El 28 de febrero de 2004 falleció en Madrid la
escritora Carmen Laforet, que
había nacido en Barcelona el 6 de diciembre
de 1921.
Pasó
su infancia y adolescencia en Gran Canaria, donde su padre se había trasladado
por motivos laborales. En 1939 regresó a Barcelona para estudiar la carrera de
Filosofía y Letras, que no llegó a terminar, y tres años más tarde se trasladó
a Madrid con la intención de cursar la de Derecho, que tampoco concluyó.
Mujer
tímida y frágil, de compleja personalidad (y remito al lector interesado al
magnífico libro de Anna Caballé e Israel Rolón Una mujer en fuga. Biografía de Carmen Laforet), se dio a conocer
con su novela Nada (1945), con la que un año antes había obtenido el
premio Nadal en su primera convocatoria.
Nada ofrece un retrato de la vida gris y monótona de los años de posguerra
en Barcelona a través de las experiencias de la protagonista, Andrea, en su
primer año como estudiante universitaria. Poco a poco, las ilusiones con que
había llegado se van convirtiendo en desencanto y su vida y su entorno le
llegan a resultar asfixiantes. Ni en la universidad, ni en la convivencia con
sus compañeros, ni en la casa de la calle Aribau en que se aloja –trasunto de
la de los abuelos de la autora, y espejo de la miseria económica y moral de la
época– encuentra Andrea nada de lo
que había esperado encontrar.
El
poso existencial característico de la época, los indudables ecos
autobiográficos –su familia se vio retratada en la novela, y jamás se lo
perdonó– y una escritura aparentemente sencilla pero fresca y cargada de emotividad son
algunos de los rasgos distintivos de la obra.
El
paso de los años no le ha sentado nada mal a esta novela, al contrario, y hoy
se sigue leyendo con el mismo gusto e interés que despertó en su tiempo.
Reproduzco
a continuación como muestra un fragmento del capítulo IV en que se describe el
estado de ánimo de Andrea unos días después de su llegada a Barcelona:
IV
¡Cuántos
días sin importancia! Los días sin importancia que habían transcurrido desde mi
llegada me pesaban encima, cuando arrastraba los pies al volver de la
Universidad. Me pesaban como una cuadrada piedra gris en el cerebro.
El
tiempo era húmedo y aquella mañana tenía olor a nubes y a neumáticos mojados...

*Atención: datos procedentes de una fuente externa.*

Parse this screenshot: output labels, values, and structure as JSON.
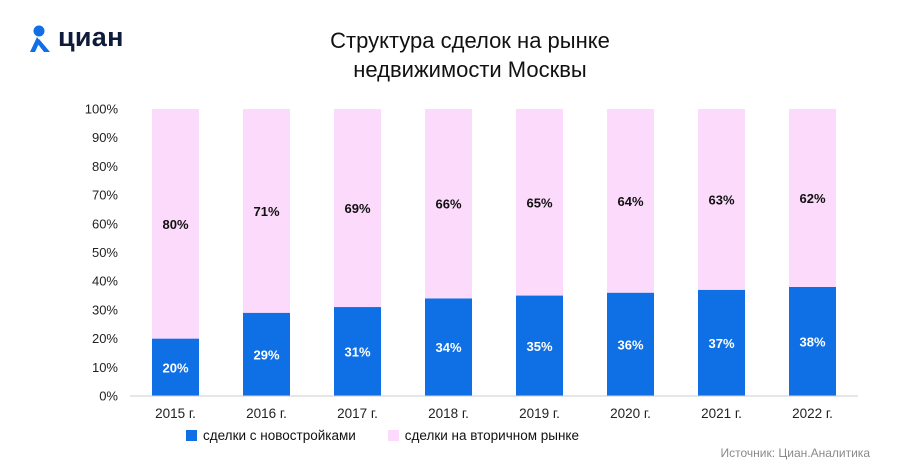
{
  "logo": {
    "text": "циан",
    "icon": "location-pin-icon"
  },
  "title_line1": "Структура сделок на рынке",
  "title_line2": "недвижимости Москвы",
  "source": "Источник: Циан.Аналитика",
  "colors": {
    "new": "#0f6fe5",
    "secondary": "#fcdafb",
    "brand": "#0f6fe5",
    "axis": "#cccccc"
  },
  "chart_data": {
    "type": "bar",
    "stacked": true,
    "categories": [
      "2015 г.",
      "2016 г.",
      "2017 г.",
      "2018 г.",
      "2019 г.",
      "2020 г.",
      "2021 г.",
      "2022 г."
    ],
    "series": [
      {
        "name": "сделки с новостройками",
        "values": [
          20,
          29,
          31,
          34,
          35,
          36,
          37,
          38
        ],
        "labels": [
          "20%",
          "29%",
          "31%",
          "34%",
          "35%",
          "36%",
          "37%",
          "38%"
        ]
      },
      {
        "name": "сделки на вторичном рынке",
        "values": [
          80,
          71,
          69,
          66,
          65,
          64,
          63,
          62
        ],
        "labels": [
          "80%",
          "71%",
          "69%",
          "66%",
          "65%",
          "64%",
          "63%",
          "62%"
        ]
      }
    ],
    "yticks": [
      "0%",
      "10%",
      "20%",
      "30%",
      "40%",
      "50%",
      "60%",
      "70%",
      "80%",
      "90%",
      "100%"
    ],
    "ylim": [
      0,
      100
    ],
    "legend_position": "bottom",
    "grid": false
  }
}
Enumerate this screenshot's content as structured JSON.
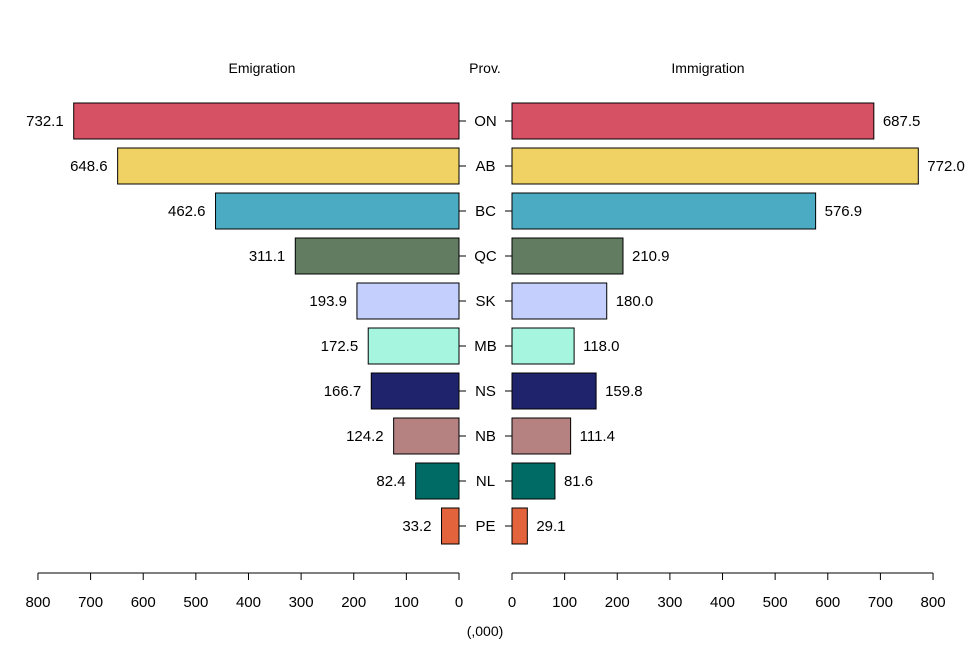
{
  "chart_data": {
    "type": "bar",
    "orientation": "horizontal-back-to-back",
    "headers": {
      "left": "Emigration",
      "center": "Prov.",
      "right": "Immigration"
    },
    "unit_label": "(,000)",
    "categories": [
      "ON",
      "AB",
      "BC",
      "QC",
      "SK",
      "MB",
      "NS",
      "NB",
      "NL",
      "PE"
    ],
    "series": [
      {
        "side": "left",
        "values": [
          732.1,
          648.6,
          462.6,
          311.1,
          193.9,
          172.5,
          166.7,
          124.2,
          82.4,
          33.2
        ],
        "labels": [
          "732.1",
          "648.6",
          "462.6",
          "311.1",
          "193.9",
          "172.5",
          "166.7",
          "124.2",
          "82.4",
          "33.2"
        ]
      },
      {
        "side": "right",
        "values": [
          687.5,
          772.0,
          576.9,
          210.9,
          180.0,
          118.0,
          159.8,
          111.4,
          81.6,
          29.1
        ],
        "labels": [
          "687.5",
          "772.0",
          "576.9",
          "210.9",
          "180.0",
          "118.0",
          "159.8",
          "111.4",
          "81.6",
          "29.1"
        ]
      }
    ],
    "colors": [
      "#d75164",
      "#f0d264",
      "#4aabc3",
      "#627c62",
      "#c4cffd",
      "#a5f5df",
      "#1f236b",
      "#b58181",
      "#006b64",
      "#e2633c"
    ],
    "xlim": [
      0,
      800
    ],
    "xticks": [
      0,
      100,
      200,
      300,
      400,
      500,
      600,
      700,
      800
    ],
    "xtick_labels": [
      "0",
      "100",
      "200",
      "300",
      "400",
      "500",
      "600",
      "700",
      "800"
    ],
    "grid": false,
    "legend": "none"
  }
}
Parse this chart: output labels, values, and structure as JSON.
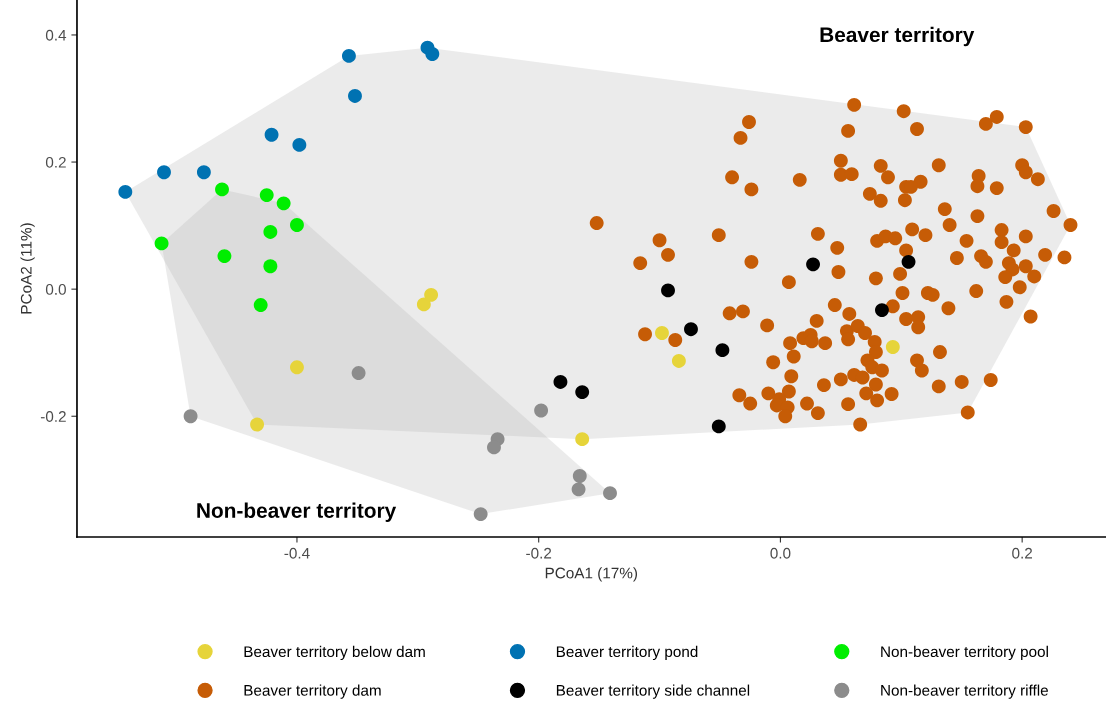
{
  "chart_data": {
    "type": "scatter",
    "xlabel": "PCoA1 (17%)",
    "ylabel": "PCoA2 (11%)",
    "xlim": [
      -0.582,
      0.269
    ],
    "ylim": [
      -0.39,
      0.455
    ],
    "xticks": [
      -0.4,
      -0.2,
      {
        "value": 0,
        "label": "0.0"
      },
      0.2
    ],
    "yticks": [
      -0.2,
      {
        "value": 0,
        "label": "0.0"
      },
      0.2,
      0.4
    ],
    "grid": false,
    "legend": "bottom",
    "annotations": [
      "Beaver territory",
      "Non-beaver territory"
    ],
    "series": [
      {
        "type": "area",
        "color": "#afafaf",
        "x": [
          -0.542,
          -0.357,
          -0.292,
          0.203,
          0.24,
          0.155,
          0.066,
          -0.164,
          -0.433
        ],
        "values": [
          0.153,
          0.367,
          0.38,
          0.255,
          0.101,
          -0.194,
          -0.213,
          -0.236,
          -0.213
        ]
      },
      {
        "type": "area",
        "color": "#afafaf",
        "x": [
          -0.512,
          -0.462,
          -0.411,
          -0.141,
          -0.248,
          -0.488
        ],
        "values": [
          0.072,
          0.157,
          0.135,
          -0.321,
          -0.354,
          -0.2
        ]
      },
      {
        "name": "Beaver territory below dam",
        "marker": "circle",
        "color": "#e6d43a",
        "x": [
          -0.295,
          -0.289,
          -0.4,
          -0.433,
          -0.164,
          -0.098,
          -0.084,
          0.093
        ],
        "values": [
          -0.024,
          -0.009,
          -0.123,
          -0.213,
          -0.236,
          -0.069,
          -0.113,
          -0.091
        ]
      },
      {
        "name": "Beaver territory dam",
        "marker": "circle",
        "color": "#c65c06",
        "x": [
          0.061,
          0.102,
          0.179,
          0.17,
          0.203,
          -0.026,
          -0.033,
          0.056,
          0.113,
          0.05,
          0.083,
          0.131,
          0.2,
          0.203,
          0.213,
          0.05,
          0.059,
          0.089,
          0.164,
          0.163,
          0.179,
          -0.04,
          -0.024,
          0.016,
          0.104,
          0.116,
          0.074,
          0.083,
          0.103,
          0.108,
          0.136,
          0.163,
          0.226,
          0.24,
          0.14,
          -0.152,
          -0.1,
          -0.093,
          -0.116,
          -0.051,
          -0.024,
          0.031,
          0.047,
          0.048,
          0.007,
          0.079,
          0.099,
          0.08,
          0.087,
          0.095,
          0.109,
          0.12,
          0.104,
          0.154,
          0.183,
          0.203,
          0.183,
          0.193,
          0.146,
          0.166,
          0.17,
          0.189,
          0.203,
          0.192,
          0.219,
          0.235,
          0.21,
          0.186,
          0.198,
          0.162,
          0.122,
          0.101,
          0.126,
          0.187,
          0.207,
          0.139,
          0.093,
          0.045,
          0.057,
          -0.042,
          -0.031,
          0.104,
          0.114,
          0.114,
          -0.112,
          -0.087,
          -0.011,
          0.03,
          0.055,
          0.064,
          0.07,
          0.056,
          0.019,
          0.025,
          0.026,
          0.037,
          0.008,
          0.011,
          -0.006,
          0.078,
          0.079,
          0.072,
          0.076,
          0.084,
          0.061,
          0.05,
          0.068,
          0.079,
          0.009,
          0.036,
          0.113,
          0.117,
          0.132,
          0.131,
          0.15,
          0.174,
          -0.034,
          -0.025,
          -0.01,
          0.007,
          -0.001,
          -0.003,
          0.006,
          0.004,
          0.022,
          0.031,
          0.056,
          0.071,
          0.08,
          0.092,
          0.155,
          0.066
        ],
        "values": [
          0.29,
          0.28,
          0.271,
          0.26,
          0.255,
          0.263,
          0.238,
          0.249,
          0.252,
          0.202,
          0.194,
          0.195,
          0.195,
          0.184,
          0.173,
          0.18,
          0.181,
          0.176,
          0.178,
          0.162,
          0.159,
          0.176,
          0.157,
          0.172,
          0.161,
          0.169,
          0.15,
          0.139,
          0.14,
          0.161,
          0.126,
          0.115,
          0.123,
          0.101,
          0.101,
          0.104,
          0.077,
          0.054,
          0.041,
          0.085,
          0.043,
          0.087,
          0.065,
          0.027,
          0.011,
          0.017,
          0.024,
          0.076,
          0.083,
          0.08,
          0.094,
          0.085,
          0.061,
          0.076,
          0.093,
          0.083,
          0.074,
          0.061,
          0.049,
          0.052,
          0.043,
          0.041,
          0.036,
          0.031,
          0.054,
          0.05,
          0.02,
          0.019,
          0.003,
          -0.003,
          -0.006,
          -0.006,
          -0.009,
          -0.02,
          -0.043,
          -0.03,
          -0.027,
          -0.025,
          -0.039,
          -0.038,
          -0.035,
          -0.047,
          -0.044,
          -0.06,
          -0.071,
          -0.08,
          -0.057,
          -0.05,
          -0.066,
          -0.058,
          -0.069,
          -0.079,
          -0.077,
          -0.072,
          -0.082,
          -0.085,
          -0.085,
          -0.106,
          -0.115,
          -0.083,
          -0.099,
          -0.112,
          -0.123,
          -0.128,
          -0.135,
          -0.142,
          -0.139,
          -0.15,
          -0.137,
          -0.151,
          -0.112,
          -0.128,
          -0.099,
          -0.153,
          -0.146,
          -0.143,
          -0.167,
          -0.18,
          -0.164,
          -0.161,
          -0.173,
          -0.183,
          -0.186,
          -0.2,
          -0.18,
          -0.195,
          -0.181,
          -0.164,
          -0.175,
          -0.165,
          -0.194,
          -0.213
        ]
      },
      {
        "name": "Beaver territory pond",
        "marker": "circle",
        "color": "#0072b2",
        "x": [
          -0.542,
          -0.51,
          -0.477,
          -0.421,
          -0.398,
          -0.357,
          -0.352,
          -0.292,
          -0.288
        ],
        "values": [
          0.153,
          0.184,
          0.184,
          0.243,
          0.227,
          0.367,
          0.304,
          0.38,
          0.37
        ]
      },
      {
        "name": "Beaver territory side channel",
        "marker": "circle",
        "color": "#000000",
        "x": [
          -0.093,
          -0.074,
          -0.048,
          -0.182,
          -0.164,
          -0.051,
          0.027,
          0.106,
          0.084
        ],
        "values": [
          -0.002,
          -0.063,
          -0.096,
          -0.146,
          -0.162,
          -0.216,
          0.039,
          0.043,
          -0.033
        ]
      },
      {
        "name": "Non-beaver territory pool",
        "marker": "circle",
        "color": "#00ee00",
        "x": [
          -0.512,
          -0.462,
          -0.425,
          -0.411,
          -0.422,
          -0.4,
          -0.46,
          -0.422,
          -0.43
        ],
        "values": [
          0.072,
          0.157,
          0.148,
          0.135,
          0.09,
          0.101,
          0.052,
          0.036,
          -0.025
        ]
      },
      {
        "name": "Non-beaver territory riffle",
        "marker": "circle",
        "color": "#8c8c8c",
        "x": [
          -0.488,
          -0.349,
          -0.198,
          -0.234,
          -0.237,
          -0.166,
          -0.167,
          -0.141,
          -0.248
        ],
        "values": [
          -0.2,
          -0.132,
          -0.191,
          -0.236,
          -0.249,
          -0.294,
          -0.315,
          -0.321,
          -0.354
        ]
      }
    ]
  }
}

Las hojas lacias y amarillentas caían en una lenta lluvia desde los árboles.
Una mañana de otoño en la ciudad, como yo había soñado durante años que sería
en la ciudad el otoño: bello, con la naturaleza enredada en las azoteas de las
casas y en los troles de los tranvías; y sin embargo, me envolvía la tristeza.
Tenía ganas de apoyarme contra una pared con la cabeza entre los brazos, volver
la espalda a todo y cerrar los ojos.
¡Cuántos
días inútiles! Días llenos de historias, demasiadas historias turbias.
Historias incompletas, apenas iniciadas e hinchadas ya como una vieja madera a
la intemperie. Historias demasiado oscuras para mí. Su olor, que era el podrido
olor de mi casa, me causaba cierta náusea... Y sin embargo, habían llegado a
constituir el único interés de mi vida. Poco a poco me había ido quedando ante
mis propios ojos en un segundo plano de la realidad, abiertos mis sentidos sólo
para la vida que bullía en el piso de la calle de Aribau. Me acostumbraba a
olvidarme de mi aspecto y de mis sueños. Iba dejando de tener importancia el
olor de los meses, las visiones del porvenir y se iba agigantando cada gesto de
Gloria, cada palabra oculta, cada reticencia de Román. El resultado parecía ser
aquella inesperada tristeza. [...]
Todo el día había transcurrido como un sueño. Después de
comer me senté, encogida, metidos los pies en unas grandes zapatillas de
fieltro, junto al brasero de la abuela. Escuchaba el ruido de la lluvia. Los
hilos del agua iban limpiando con su fuerza el polvo de los cristales del
balcón. Primero habían formado una capa pegajosa de cieno, ahora las gotas
resbalaban libremente por la superficie brillante y gris.